Before You Add Another Service for Caching, Read This.

I'll start this article by giving you a real-world problem scenario that I faced in one of my projects. Let’s say we have a service whose primary goal is to build a configuration on demand, the building of configuration requires querying the database and those queries basically do expensive joins across the different tables.

To put it in numbers, this whole query was taking around 900ms, which seems to be way too much, because the caller service has to wait for 900ms before they get their configuration. Now this might seem okay if there was only one service asking for it. What if there are 100s of these applications asking for it? Are we going to query our database 100 times?

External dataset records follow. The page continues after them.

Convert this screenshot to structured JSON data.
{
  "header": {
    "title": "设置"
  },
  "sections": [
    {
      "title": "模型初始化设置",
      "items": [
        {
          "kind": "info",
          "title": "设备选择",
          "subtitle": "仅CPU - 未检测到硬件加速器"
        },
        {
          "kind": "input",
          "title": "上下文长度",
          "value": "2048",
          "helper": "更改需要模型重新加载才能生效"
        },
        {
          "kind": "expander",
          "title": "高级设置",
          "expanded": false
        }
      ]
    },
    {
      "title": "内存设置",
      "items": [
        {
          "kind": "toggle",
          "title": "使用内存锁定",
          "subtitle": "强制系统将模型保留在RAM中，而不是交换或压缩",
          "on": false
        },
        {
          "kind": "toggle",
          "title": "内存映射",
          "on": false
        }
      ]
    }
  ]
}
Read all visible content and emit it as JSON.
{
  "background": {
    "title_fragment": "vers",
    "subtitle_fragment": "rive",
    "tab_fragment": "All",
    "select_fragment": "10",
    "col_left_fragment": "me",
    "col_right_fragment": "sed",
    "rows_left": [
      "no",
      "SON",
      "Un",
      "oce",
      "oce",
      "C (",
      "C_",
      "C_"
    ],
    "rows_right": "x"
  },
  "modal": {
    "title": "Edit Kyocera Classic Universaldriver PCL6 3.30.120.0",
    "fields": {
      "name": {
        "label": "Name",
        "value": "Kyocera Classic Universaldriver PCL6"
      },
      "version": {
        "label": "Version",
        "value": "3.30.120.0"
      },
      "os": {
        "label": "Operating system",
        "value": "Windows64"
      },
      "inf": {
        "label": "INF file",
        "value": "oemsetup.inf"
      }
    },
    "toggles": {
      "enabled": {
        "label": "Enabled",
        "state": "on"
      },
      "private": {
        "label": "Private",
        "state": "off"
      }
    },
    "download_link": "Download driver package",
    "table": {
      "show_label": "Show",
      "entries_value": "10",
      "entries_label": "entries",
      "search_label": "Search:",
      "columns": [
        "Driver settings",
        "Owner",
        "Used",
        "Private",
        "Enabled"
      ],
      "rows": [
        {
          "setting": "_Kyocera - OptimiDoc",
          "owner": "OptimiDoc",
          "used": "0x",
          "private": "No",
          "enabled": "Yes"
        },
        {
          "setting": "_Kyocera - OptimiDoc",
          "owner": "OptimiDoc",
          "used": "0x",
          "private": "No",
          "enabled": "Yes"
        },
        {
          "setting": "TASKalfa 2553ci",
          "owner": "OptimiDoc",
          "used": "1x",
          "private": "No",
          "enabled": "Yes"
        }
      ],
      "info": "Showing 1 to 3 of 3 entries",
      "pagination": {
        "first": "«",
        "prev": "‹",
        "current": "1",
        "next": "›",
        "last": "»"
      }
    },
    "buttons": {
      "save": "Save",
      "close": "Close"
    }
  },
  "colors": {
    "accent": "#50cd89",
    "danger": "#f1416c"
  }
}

Of course not, right? You might now immediately think, why aren’t you caching it? And you might be right, why am I not caching it? But cache at which layer?

If I cache at the application layer, there might be a different view of my config in different applications right?

Note: I have used application and instances interchangeably.

It might be possible that the latest configuration seen by Instance 1 is different from the latest configuration seen by Instance 2. But why will the latest configuration be any different? Because between the two calls, someone might have made any config change and when we are building the config it would reflect that. So it might be possible that when we ask for the latest configuration from these different instances we might get different results. Because these instances caches don’t know about the state of each other.

Make sense, then instead of having instance (application) level cache, have a distributed cache? Something like Redis?

Why not use Redis instead?

Yes, that would solve our problem, that definitely will, but it comes with its own set of challenges: we will have to manage a separate piece of infrastructure. And usually this is not directly under our influence but with the SREs. This means setup, configuration, monitoring, patching, and handling failures for the Redis cluster itself, in addition to your application.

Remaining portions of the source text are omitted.